I paged Tyler, adding the prefix 999 to my phone number — code for “We’ve got a case; get your butt over here ASAP!” I figured it would take him at least ten minutes to lock the research cage and get back across the river to the stadium. Plenty of time for me to make a phone call. As I dialed the number, I prayed I wouldn’t be routed to a voice-mail box or a secretary.
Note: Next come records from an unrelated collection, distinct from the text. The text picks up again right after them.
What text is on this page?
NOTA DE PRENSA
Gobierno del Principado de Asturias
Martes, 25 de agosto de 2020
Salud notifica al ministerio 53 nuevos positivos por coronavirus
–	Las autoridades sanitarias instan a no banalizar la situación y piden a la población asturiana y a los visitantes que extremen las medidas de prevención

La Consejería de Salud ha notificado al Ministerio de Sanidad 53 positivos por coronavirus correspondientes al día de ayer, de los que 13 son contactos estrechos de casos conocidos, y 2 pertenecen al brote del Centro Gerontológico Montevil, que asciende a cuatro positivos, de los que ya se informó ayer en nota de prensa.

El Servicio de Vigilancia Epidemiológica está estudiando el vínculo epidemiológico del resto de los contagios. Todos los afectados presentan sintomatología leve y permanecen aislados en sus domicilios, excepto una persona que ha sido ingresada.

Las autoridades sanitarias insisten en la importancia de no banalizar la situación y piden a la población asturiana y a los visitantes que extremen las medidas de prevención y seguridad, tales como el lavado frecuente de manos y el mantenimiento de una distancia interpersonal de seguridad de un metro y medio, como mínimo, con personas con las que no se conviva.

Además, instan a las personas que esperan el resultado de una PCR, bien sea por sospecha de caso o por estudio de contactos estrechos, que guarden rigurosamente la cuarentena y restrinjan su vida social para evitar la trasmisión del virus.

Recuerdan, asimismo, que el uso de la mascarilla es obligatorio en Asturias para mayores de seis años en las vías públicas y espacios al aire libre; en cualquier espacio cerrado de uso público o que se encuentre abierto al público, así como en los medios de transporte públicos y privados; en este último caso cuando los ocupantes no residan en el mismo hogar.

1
What was the chance that a senior-level FBI profiler was still at his desk at four on a Friday afternoon?

“Behavioral Sciences, Brubaker.” Even over the phone, the FBI agent’s confidence and air of authority were unmistakable.

“Thank God

you’re there,” I said. “This is Bill Brockton, at UT — the University of Tennessee.”

“Hello, Doc. What’s up? You sound stressed.” Apparently his psychological insight wasn’t limited to psychotic killers.

“Things have just gotten really strange here,” I said. “Remember the meeting in Nashville, when I said that dismemberment case up near Kentucky looked like one of my Kansas cases?”

“I remember. The cut marks. Curved cut marks. What about it?”

“There’s just been another killing here. Another woman. And it mirrors another one of my cases.”

There was a brief silence before he spoke. “With all due respect, Doc, there are only so many ways to kill a person. Law of averages — sometimes killings resemble other killings. Coincidence is not the same as causality.”

“Damn it,” I snapped, “this is not resemblance, and it’s not coincidence. This death scene is an exact replica. I got a photo of this latest victim in the mail a week ago — a week before her body was found. I thought it was one of my photos, from two years ago. Even the damn camera angle was the same.” The line went silent. Did he just hang up on me? “Are you still there?” I was reaching for the switchhook and the redial button when he spoke.

“Yeah, I’m here. I’m thinking.” More silence. “So let’s say you’re right. Who would do this, and why?” Now I was the one struck silent. “Doc? Are you still there?”

“Yeah,” I said. “I’m just confused. Aren’t you the one who figures out the who and the why?”

“I try. But if you’re right — if these killings have some connection to you — then you’re the key. What’s the message he’s sending you?”

The call wasn’t going the way I’d hoped it would. “Well,” I floundered. “Could he be trying to impress me?”

Even from five hundred miles away, the derision in his voice was clear. “Impress you? You’ve been watching too many Hollywood movies, Doc. He’s messing with you, more like. Or threatening you.”